Но прежде чем привезти дочь, Гагин еще раз приезжал в монастырь и не один, а с нареченным женихом Марины.
Явились они прямо в церковь, к обедне и, когда об этом доложили игуменье, она послала послушницу пригласить их к себе закусить.
Семейство Егора Севастьяновича в монастыре знали хорошо, особенно Марину, которая, сдружившись с курлятьевскими боярышнями, подолгу здесь гащивала, и, можно себе представить, как заволновались белицы, увидав молодого человека, приехавшего с Гагиным! Да и не одни белицы, а и черницы, и даже манатейные не могли удержаться от искушения исподтишка на него поглядывать во время богослужения.

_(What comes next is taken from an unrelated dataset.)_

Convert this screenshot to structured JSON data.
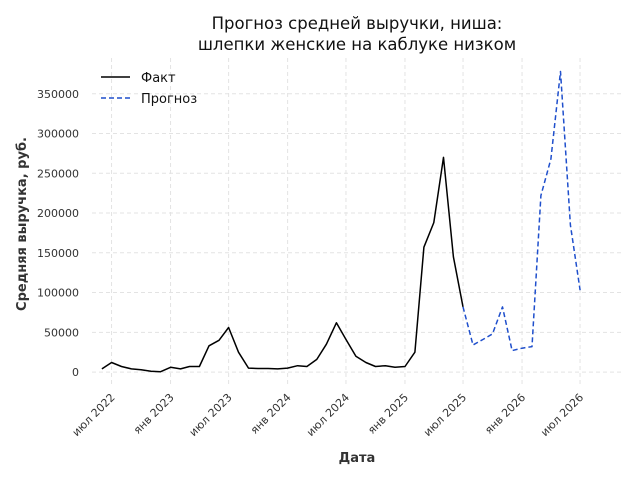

Это был высокий, стройный молодец с красивым умным лицом и задушевным, серьезным взглядом темно-карих глубоких глаз. Русые волосы вились кольцами и, подрезанные в скобку, спускались низко на лоб. Одет он был щеголевато, но по-русски, как и подобает доброму православному христианину, в длинный кафтан из тонкого сукна и сапоги с высокими голенищами. Пояс на нем был с серебряными бляхами, и за ним, как всегда у купцов в том краю, когда они ехали издалека, висел нож в дорогой оправе. Бравый молодец, по всему было видно, и хорошему обращению обучен сызмальства. Всю службу, как вкопанный, простоял, не поворачиваясь ни вправо, ни влево, и усердно молился. На тарелочку, когда к ним подошла монашка за сбором, Гагин положил серебряную монету, а товарищ его — золотую.
Игуменья обошлась с ним особенно любезно, и на все ее расспросы он отвечал так почтительно и умно, что всем понравился. Сколько знал, сколько видел этот молодой человек, и представить себе невозможно! Оказалось, что невзирая на молодые еще годы (ему, казалось, не более тридцати лет) он и в Иерусалиме успел побывать, и в Греции, и в немецких землях. Варшаву и Петербург знал так же хорошо, как и Москву, всю Сибирь изъездил, до Китая доезжал. И так прекрасно про все рассказывал, заслушаешься!